Mrs. Walsh repeated her story.

“What is the child’s name?” asked the policeman.

“Jane,” answered the old woman, who was at first on the point of saying “Tom.”

“How long has she lived with you?”

“Ever since she was born, till a few weeks ago.”

“What do you say to this?” asked the officer.

“I did live with her; but she beat me, so I left her. She says she is my granny, but she isn’t.”

“Where do you live now?”

“With Mrs. Murphy, in Mulberry Street.”

This intelligence rather astonished granny, who heard it for the first time.

“Is the child related to you?” asked the officer.

“She’s my grandchild, but she’s always been a wild, troublesome child. Many’s the time I have kept awake all night thinkin’ of her bad ways,” said granny, virtuously. “It was only yesterday,” she added, with a sudden thought suggested by the sight of the money which she had seen Tom counting, “that she came to my room, and stole some money. She’s got it in her pocket now.”

“Have you taken any money from your grandmother?” demanded the policeman.

“No, I haven’t,” said Tom, boldly.

“I saw her put it in her pocket,” said granny.

“Show me what you have in your pocket.”

“I’ve got some money,” said Tom, feeling in rather a tight place; “but it was given me this morning by a gentleman at Fulton Ferry.”

“Show it,” said the officer, authoritatively.

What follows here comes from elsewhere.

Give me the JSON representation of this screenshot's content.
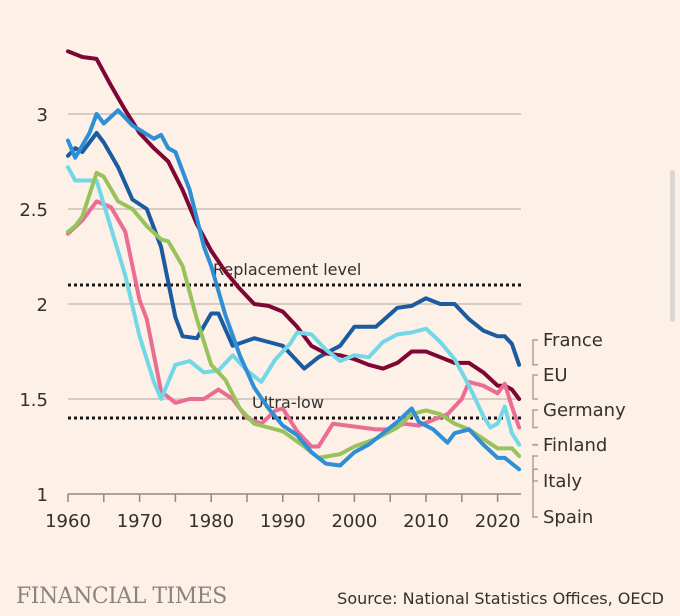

Tom was reluctantly compelled to draw out the money she had left,—a little over five dollars. Granny’s eyes sparkled as she saw it.

“It’s the money I lost,” said she. “Give it to me;” and she clutched Tom’s hand.

“Not for Joe!” said Tom, emphatically. “It’s mine, and I’ll keep it.”

“Will you make her give it up?” asked granny, appealing to the policeman. “It’s some of my hard earnings, which that wicked girl took from me.”

“That’s a lie!” retorted Tom. “You never saw the money. There was a gentleman down to Fulton Ferry that give it to me this morning.”

“That’s a likely story,” said granny, scornfully.

“If you don’t believe it you can ask him. He’s got an office on Wall Street, No. —, and his name is Mr. Dunbar. Take me round there, and see if he don’t say so.”

“Don’t believe her,” said granny. “She can lie as fast as she can talk.”

“Ask Mrs. Murphy then. She keeps an apple-stand corner of Nassau and Spruce Streets.”

“You are sure she took this money from you?” inquired the policeman.

“Yes,” said Mrs. Walsh. “I put it in my drawer yesterday forenoon, and when I come to look for it it was gone. Mrs. Molloy, that lives on the next floor, told me she saw Tom, I mean Jane, come in about three o’clock, when I was out to work. It was then that she took it.”

If granny had been dressed in her old fashion, she would have inspired less confidence; but it must be remembered that, through money advanced by the lawyer, she was now, in outward appearance, a very respectable old woman; and appearances go a considerable way. The officer was, therefore, disposed to believe her. If he had any doubt on the subject it was settled by the interference of Mr. Lindsay, who had hitherto kept aloof, but who now advanced, saying, “I know this woman, Mr. Officer, and I can assure you that her story is correct. The child has been wild and rebellious, and stolen money. But her grandmother does not wish to have her arrested, as she might rightfully do. She prefers to take her back, and do what she can to redeem her.”

Mr. Lindsay was in outward appearance a gentleman. His manner was quiet, and calculated to inspire confidence.